Dans la mesure où paradigme et syntagme mettent en œuvre une interaction entre le sème et le mot, leur attestation dans l’écriture offre une nouvelle occasion de constater qu’il existe bel et bien une notation de ces deux paramètres du signifié, à telle enseigne qu’il est parfois difficile, dans le cas du français, de trouver des exemples de notation du sème qui ne soient pas plus spécifiquement notation du paradigme. La différence entre vent et vend peut être considérée comme sémique, mais elle est véritablement paradigmatique parce que le d non phonologique rappelle l’appartenance au paradigme « vendrai, vendu, vendons », tandis que le t non phonologique rattache au paradigme « venteux, éventer ». Les exemples sont extrêmement nombreux et recouvrent largement la catégorie naïvement historiciste des « graphies étymologiques », chère aux spécialistes de l’orthographe française fluctuante de la Renaissance, avec ce paradoxe ou cette réaction que les projets révolutionnaires de cette époque, comme celui de Rambaud, aboutissent à la disparition de la notation du paradigme. Certes, des lettres non prononcées peuvent l’avoir été en latin, mais elles pouvaient aussi l’être synchroniquement dans une partie du paradigme.

3.4 Notation du syntagme

Dans « jolies peintures », le s est incontestablement sémiologique, puisqu’il note l’abstraction formelle qu’est le pluriel, opposé au singulier. Mais il suffit de comparer avec « jolis tableaux » pour se rendre compte que la répétition d’une même graphie sémique sur deux mots effectivement complémentaires rend perceptible leur intégration dans un syntagme, tandis que l’alternance s/x n’a qu’un effet moindre. Cette affirmation pourrait être nuancée par le constat de l’existence de marques identiques d’un point de vue sémique, mais graphiquement distinctes selon le type de mot concerné, dont la récurrence noterait tout aussi bien la complémentarité, comme le couple s (pluriel nominal) / nt (pluriel verbal). Parmi les notations du syntagme, il n’y a aucune raison de négliger ce qui est à tort appelé de la « méta-écriture », alors qu’il s’agit de graphies rendant compte directement de mécanismes propres au langage, pour la seule raison que, ces mécanismes n’étant d’ordinaire pas clairement notés, ces graphies sembleraient des ajouts, encore une fois secondaires, par rapport à un système préconstitué.
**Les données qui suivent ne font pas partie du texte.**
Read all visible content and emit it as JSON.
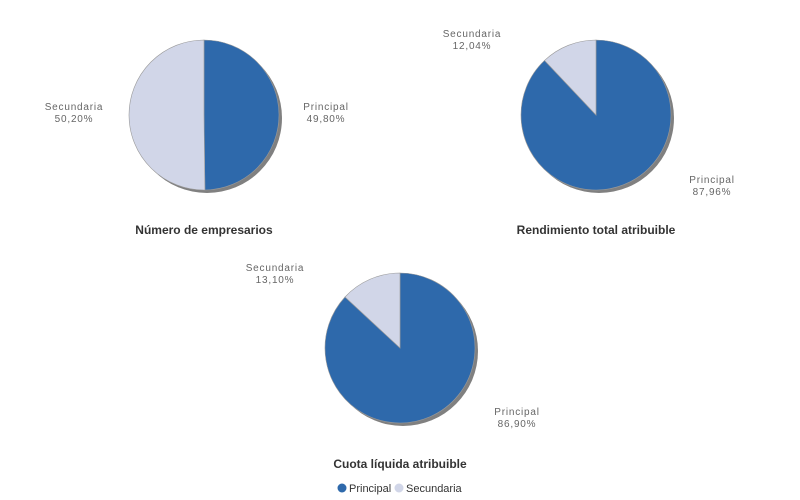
{
  "colors": {
    "Principal": "#2e69ab",
    "Secundaria": "#d1d6e8",
    "shadow": "#808080"
  },
  "legend": {
    "position": "bottom",
    "items": [
      "Principal",
      "Secundaria"
    ]
  },
  "chart_data": [
    {
      "type": "pie",
      "title": "Número de empresarios",
      "slices": [
        {
          "name": "Principal",
          "value": 49.8,
          "label": "49,80%"
        },
        {
          "name": "Secundaria",
          "value": 50.2,
          "label": "50,20%"
        }
      ]
    },
    {
      "type": "pie",
      "title": "Rendimiento total atribuible",
      "slices": [
        {
          "name": "Principal",
          "value": 87.96,
          "label": "87,96%"
        },
        {
          "name": "Secundaria",
          "value": 12.04,
          "label": "12,04%"
        }
      ]
    },
    {
      "type": "pie",
      "title": "Cuota líquida atribuible",
      "slices": [
        {
          "name": "Principal",
          "value": 86.9,
          "label": "86,90%"
        },
        {
          "name": "Secundaria",
          "value": 13.1,
          "label": "13,10%"
        }
      ]
    }
  ]
}
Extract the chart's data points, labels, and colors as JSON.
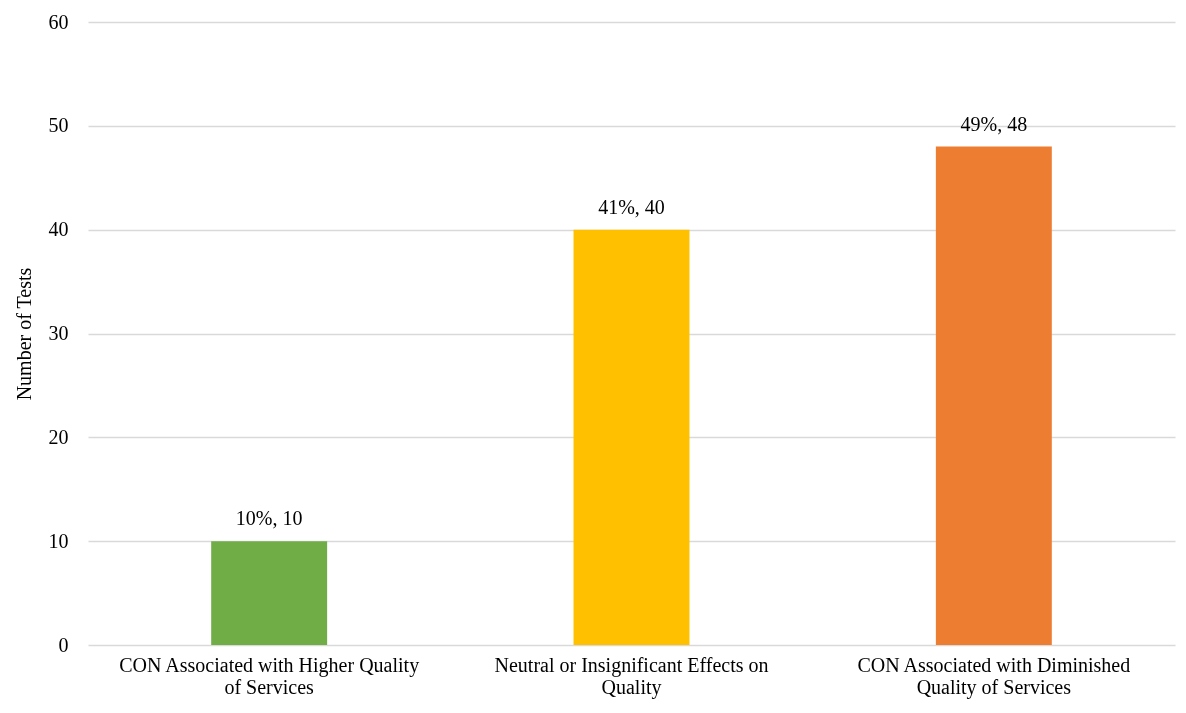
{
  "chart_data": {
    "type": "bar",
    "ylabel": "Number of Tests",
    "categories": [
      "CON Associated with Higher Quality of Services",
      "Neutral or Insignificant Effects on Quality",
      "CON Associated with Diminished Quality of Services"
    ],
    "values": [
      10,
      40,
      48
    ],
    "colors": [
      "#70ad47",
      "#ffc000",
      "#ed7d31"
    ],
    "value_labels": [
      "10%, 10",
      "41%, 40",
      "49%, 48"
    ],
    "ylim": [
      0,
      60
    ],
    "yticks": [
      0,
      10,
      20,
      30,
      40,
      50,
      60
    ],
    "grid": "y"
  }
}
Aussi n’y aurait-il aucun obstacle à mentionner des graphies élaborées par Jongen pour rendre compte de l’intégration syntagmatique, comme il n’y en aurait pas eu à le faire dans l’étude de la notation d’autres paramètres de la signification [11]. Enfin, il y a lieu d’évoquer le rôle non négligeable joué par les virgules, car il est incontestable qu’elles aident à la lecture du syntagme, d’une part, négativement, en ne se plaçant pas entre les deux mots le constituant, d’autre part en pouvant le séparer, devant et derrière, des autres syntagmes dont il n’est pas complémentaire, même s’il s’agit plus probablement de délimitation du terme que du syntagme. En tout cas, il ne peut y avoir de virgule entre le sujet et le verbe en tant que tels (l’incise ne les vise pas), entre le verbe et l’objet, entre le nom et le déterminant.

4. La notation sémantique

Si le sens positif présuppose une sémiologie qui le fonde dans le cadre de l’analyse formelle réciproque du signifiant et du signifié, il n’existe pourtant que par le réaménagement contestant la négativité du sème et du mot au profit d’une adéquation à la positivité de la situation à dire. Réinvestissement sémantique de l’identité signifiée, le vocable désambiguïse le sème, par essence impropre, qui pouvait tout dire, pour lui faire désigner rhétoriquement une seule chose à l’exclusion des autres. De sa contestation du sème naît la possibilité de la synonymie qui préserve l’identité conceptuelle dans la différence structurale. Quant au mot, qui constituait l’unité sémiologique, il est réaménagé par le terme de proposition qui opère une redistribution, indifférente au décompte formel signifié, en unités conceptuelles réparties dans l’assertion de part et d’autre de la coupe prédicative. Enfin, la projection des axes est bien mieux documentée que sur l’équivalent phonétique de la face signifiante. Ainsi, le champ conceptuel désignerait le phénomène de l’inclusion sémantique et l’expansion conceptuelle celui de l’intégration sémantique. Le premier mécanisme permet de concevoir des catégories inclusives rendant possible le passage indéfini du particulier au général, tandis que le second prédétermine la pluralité de conceptions pouvant être associées à une notion de départ. Il s’agit en quelque sorte de deux modalités construites de l’idée naïve de « champ sémantique », dont le fonctionnement comparable à celui de la relation symbolique, sérielle et non structurale, ne manque toutefois pas de surprendre.

Figure 4 - Sémantique

4.1 Notation du vocable

Le meilleur moyen de discerner de la notation du vocable dans l’écrit est de repérer un mode de distinction graphique des différents sens concrets d’un seul et même mot – il n’est pas question ici de distinguer des homonymies, car dans ce cas il n’y a pas d’identité structurale d’ensemble. Le français offre un certain nombre d’exemples de ce type de désambiguïsation par l’usage de la majuscule en alternance avec la minuscule. C’est ainsi qu’en dépit de l’identité du mot chacun comprend à la lecture que Pierre n’est pas une pierre, qu’un état n’est pas un État, que de la mort et de la Mort seule la seconde peut être vêtue de noir et s’avancer armée d’une faux, que l’Art c’est autre chose que l’art de se faire remarquer… Ce type de procédé touche du reste souvent à la distinction de sens selon les visées rhétoriques, en particulier la science et le mythe. L’écriture chinoise dispose elle aussi d’un artifice graphique équivalent, une certaine forme de soulignement (le zhuānmínghào) qui permet de distinguer les noms propres des noms communs, dans un contexte où la frontière entre les deux est beaucoup moins perceptible qu’en français, car les noms propres sont dans leur immense majorité totalement identiques aux mots du vocabulaire commun.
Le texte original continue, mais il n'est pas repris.